GPU Support#

OSD supports the installation of GPU drivers for the compute nodes via a set of Juju Actions.

We currently only support Nvidia GPUs.

Nvidia#

The slurmd charm provides an nvidia-install action to install the Nvidia drivers easily:

$ juju run-action slurmd/leader nvidia-install

This action, by default, pulls the latest drivers from official Nvidia repositories. If you need to install older drivers, you should specify them with the action nvidia-package before installing the drivers.
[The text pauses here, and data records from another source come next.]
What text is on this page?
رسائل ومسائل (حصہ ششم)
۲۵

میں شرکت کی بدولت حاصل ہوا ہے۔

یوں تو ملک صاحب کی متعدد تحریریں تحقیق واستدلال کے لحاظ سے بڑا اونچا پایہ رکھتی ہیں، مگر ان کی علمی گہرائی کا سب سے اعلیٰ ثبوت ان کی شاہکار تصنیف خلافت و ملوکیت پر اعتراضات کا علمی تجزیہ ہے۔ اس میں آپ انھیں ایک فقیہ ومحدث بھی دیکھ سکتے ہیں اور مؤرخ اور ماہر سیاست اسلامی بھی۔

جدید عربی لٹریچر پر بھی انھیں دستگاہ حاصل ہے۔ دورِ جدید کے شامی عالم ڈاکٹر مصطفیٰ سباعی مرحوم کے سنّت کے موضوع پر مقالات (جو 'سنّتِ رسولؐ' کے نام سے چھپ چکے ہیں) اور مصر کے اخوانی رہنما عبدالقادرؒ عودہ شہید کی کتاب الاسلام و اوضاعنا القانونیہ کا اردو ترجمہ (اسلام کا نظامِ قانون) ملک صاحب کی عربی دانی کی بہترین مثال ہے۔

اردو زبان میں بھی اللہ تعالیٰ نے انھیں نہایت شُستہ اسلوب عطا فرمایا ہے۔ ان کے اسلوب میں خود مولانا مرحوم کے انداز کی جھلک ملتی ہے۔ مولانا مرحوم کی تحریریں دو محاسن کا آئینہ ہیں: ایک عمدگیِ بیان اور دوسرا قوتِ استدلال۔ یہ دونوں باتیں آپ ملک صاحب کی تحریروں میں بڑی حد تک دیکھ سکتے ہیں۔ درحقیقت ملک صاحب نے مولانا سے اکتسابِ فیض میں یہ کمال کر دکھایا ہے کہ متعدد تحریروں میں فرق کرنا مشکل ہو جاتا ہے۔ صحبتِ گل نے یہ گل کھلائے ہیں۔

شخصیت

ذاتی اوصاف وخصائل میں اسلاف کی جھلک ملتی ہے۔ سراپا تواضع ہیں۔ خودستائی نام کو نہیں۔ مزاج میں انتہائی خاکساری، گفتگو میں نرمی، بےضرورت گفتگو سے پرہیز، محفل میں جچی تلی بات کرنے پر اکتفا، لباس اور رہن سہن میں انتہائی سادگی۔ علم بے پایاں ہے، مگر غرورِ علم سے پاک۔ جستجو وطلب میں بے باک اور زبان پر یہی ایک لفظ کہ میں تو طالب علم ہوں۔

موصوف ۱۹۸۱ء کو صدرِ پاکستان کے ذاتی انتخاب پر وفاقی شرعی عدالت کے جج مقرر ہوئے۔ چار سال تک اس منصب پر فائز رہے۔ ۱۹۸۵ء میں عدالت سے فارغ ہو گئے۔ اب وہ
For example, to install the version 470 for the Kepler GPUs:

$ juju run-action slurmd/leader nvidia-package package="nvidia-driver-branch-470" # for CentOS7
$ juju run-action slurmd/leader nvidia-package package="cuda-drivers-470" # for Ubuntu 20.04
$ juju run-action slurmd/leader nvidia-install

Please check the official Nvidia documentation about compatibility before installing the drivers.

Note

By default, OSD will install the latest drivers from Nvidia. This might not be the drivers your graphics card need. Please double check the versions before installing the drivers. Nvidia website has a compatibility page to guide you on installing the correct version.

After installing GPU Drivers, your need to reboot the node. Check Rebooting Nodes section for details on rebooting them.